An Illinois federal district court held on March 20, 2015 that California law protects T-Mobile from having to turn over the names and addresses of thousands of its California customers without their consent in response to a third-party subpoena in a nationwide class action.
The case, Birchmeier v. Caribbean Cruise Line, Inc., Case No. 1:12-cv-04069 (N.D. Ill.), alleges a violation of the Telephone Consumer Protection Act, 47 U.S.C. § 227, and is being litigated on behalf of two certified classes that could include nearly a million class members. The plaintiffs allege that they received unsolicited automated telephone calls offering a free cruise on Caribbean Cruise Line in exchange for their participation in a political opinion survey – a ploy, according to the plaintiffs, to sell vacation packages and time shares.
As part of the class notification process, the plaintiffs issued third-party subpoenas to several wireless telephone carriers, including Cricket, MetroPCS, AT&T, Sprint PCS, U.S. Cellular, Verizon, and T-Mobile, requesting the names and addresses of the individuals whose phone numbers were called as part of the alleged “robo-calling campaign” at issue. According to a joint status report filed at the end of last year (available at Dkt. No. 265 (Dec. 31, 2014)), most of the subpoenaed carriers cooperated with the plaintiffs: Cricket and MetroPCS are prepaid carriers and did not have the information sought, and Sprint, U.S. Cellular, AT&T, and Verizon agreed to produce the information, though AT&T and Verizon conditioned production on being able to notify their customers, and Sprint only produced its California customer data following the court’s grant of plaintiff’s unopposed motion to compel that information. T-Mobile, however, initially refused to provide information for any of the approximately 42,000 numbers identified by plaintiffs. While it ultimately agreed to produce the majority of the information sought, it continued to assert that California’s Public Utilities Code prohibits it from disclosing information about the 4,600 California customers identified in the subpoena without their consent.

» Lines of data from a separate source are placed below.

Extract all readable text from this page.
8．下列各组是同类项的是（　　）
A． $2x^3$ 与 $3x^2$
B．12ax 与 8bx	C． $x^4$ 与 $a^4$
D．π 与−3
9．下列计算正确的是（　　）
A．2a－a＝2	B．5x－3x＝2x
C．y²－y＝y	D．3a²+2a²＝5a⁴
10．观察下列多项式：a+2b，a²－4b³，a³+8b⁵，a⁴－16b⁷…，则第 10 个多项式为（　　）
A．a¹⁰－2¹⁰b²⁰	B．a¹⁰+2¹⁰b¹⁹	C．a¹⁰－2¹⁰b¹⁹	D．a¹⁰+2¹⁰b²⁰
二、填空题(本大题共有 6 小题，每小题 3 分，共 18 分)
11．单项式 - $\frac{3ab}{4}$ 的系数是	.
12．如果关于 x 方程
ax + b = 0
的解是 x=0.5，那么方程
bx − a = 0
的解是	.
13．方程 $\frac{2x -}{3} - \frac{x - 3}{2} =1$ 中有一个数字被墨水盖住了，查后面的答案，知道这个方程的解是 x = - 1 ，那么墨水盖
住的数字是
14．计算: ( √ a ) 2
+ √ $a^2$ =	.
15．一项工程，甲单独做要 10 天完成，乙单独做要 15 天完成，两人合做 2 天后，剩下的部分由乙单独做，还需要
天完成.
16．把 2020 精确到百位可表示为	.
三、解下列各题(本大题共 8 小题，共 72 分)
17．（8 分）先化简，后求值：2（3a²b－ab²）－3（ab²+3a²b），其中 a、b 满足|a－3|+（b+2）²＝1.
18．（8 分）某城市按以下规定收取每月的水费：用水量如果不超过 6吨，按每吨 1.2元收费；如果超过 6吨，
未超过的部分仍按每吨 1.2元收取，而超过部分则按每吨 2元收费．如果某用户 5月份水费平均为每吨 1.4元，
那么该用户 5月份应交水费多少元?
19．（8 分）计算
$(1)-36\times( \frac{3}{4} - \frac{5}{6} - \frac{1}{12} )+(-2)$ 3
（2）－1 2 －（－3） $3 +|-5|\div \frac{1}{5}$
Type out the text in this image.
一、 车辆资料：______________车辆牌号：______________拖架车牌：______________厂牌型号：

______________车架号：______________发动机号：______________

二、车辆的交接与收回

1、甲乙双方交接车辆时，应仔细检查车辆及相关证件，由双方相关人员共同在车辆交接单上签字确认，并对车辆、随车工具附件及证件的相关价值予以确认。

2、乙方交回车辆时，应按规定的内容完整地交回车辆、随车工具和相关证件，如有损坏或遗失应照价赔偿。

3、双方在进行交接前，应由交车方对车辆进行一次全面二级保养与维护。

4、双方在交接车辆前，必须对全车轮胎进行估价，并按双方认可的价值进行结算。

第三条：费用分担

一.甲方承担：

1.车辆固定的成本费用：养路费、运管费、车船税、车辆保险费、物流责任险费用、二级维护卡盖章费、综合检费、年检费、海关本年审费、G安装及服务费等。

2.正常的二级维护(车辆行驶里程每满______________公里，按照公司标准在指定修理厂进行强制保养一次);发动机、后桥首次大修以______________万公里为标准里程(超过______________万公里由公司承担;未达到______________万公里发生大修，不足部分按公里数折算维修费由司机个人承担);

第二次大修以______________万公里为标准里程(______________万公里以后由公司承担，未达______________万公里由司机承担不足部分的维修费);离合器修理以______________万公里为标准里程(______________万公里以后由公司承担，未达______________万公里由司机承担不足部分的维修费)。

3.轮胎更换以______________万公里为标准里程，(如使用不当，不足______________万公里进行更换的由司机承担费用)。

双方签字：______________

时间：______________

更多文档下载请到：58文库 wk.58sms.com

In T-Mobile’s opposition to the ensuing motion to compel production of its California subscriber information, T-Mobile pointed to Cal. Pub. Util. Code § 2891(a)(4), which provides that:
“(a) No telephone or telegraph corporation shall make available to any other person or corporation, without first obtaining the residential subscriber’s consent, in writing, any of the following information:
(4) Demographic information about individual residential subscribers, or aggregate information from which individual identities and characteristics have not been removed.”
T-Mobile countered the plaintiffs’ arguments that Section 2891(a) does not apply to the T-Mobile subpoena: it cited extensive case law supporting its arguments that wireless carriers are “telephone or telegraph corporations” under the statute and that the statute applies to cellular phone records as well as residential phone records. It also argued that the statute’s exception allowing disclosure of protected customer information for law enforcement purposes does not apply to civil subpoenas, because if it did it would render superfluous California’s Code of Civil Procedure § 1985.3(f), which expressly governs civil subpoenas duces tecum for personal records directed at telephone companies and requires written consent of the affected customer. And it argued that the California statutes apply even though the subpoena was issued in federal court, because to hold otherwise would be “tantamount to asserting that Rule 45, providing for federal subpoenas, preempts the California laws governing the disclosure of the type of information sought in the subpoena.”
At a hearing on March 20, 2015, U.S. District Judge Matthew Kennelly agreed with T-Mobile’s arguments and issued an oral order denying the plaintiffs’ motion to compel production of T-Mobile’s California customer information absent written consent of the affected customers.
The decision reflects an uneasy balance between wireless carriers’ efforts to protect their customers’ privacy and plaintiffs’ efforts to include as many consumers in their class actions as possible. To date, there have not been any further filings in the case in response to Judge Kennelly’s order. But the order raises a number of interesting questions, like what effect, if any, the court’s ruling will have for the other subpoenaed carriers, who released their customers’ information (including, presumably, the information of California customers) before the order was issued, whether T-Mobile will obtain written consent from its California customers to release their information to the plaintiffs, and whether the plaintiffs in this case will be willing to pay the costs of obtaining that consent. In any event, the order represents a important limitation on the reach of TCPA class action subpoenas, the significance of which may be informed by whether we see an increase in this type of privacy objection to future subpoenas in nationwide class actions.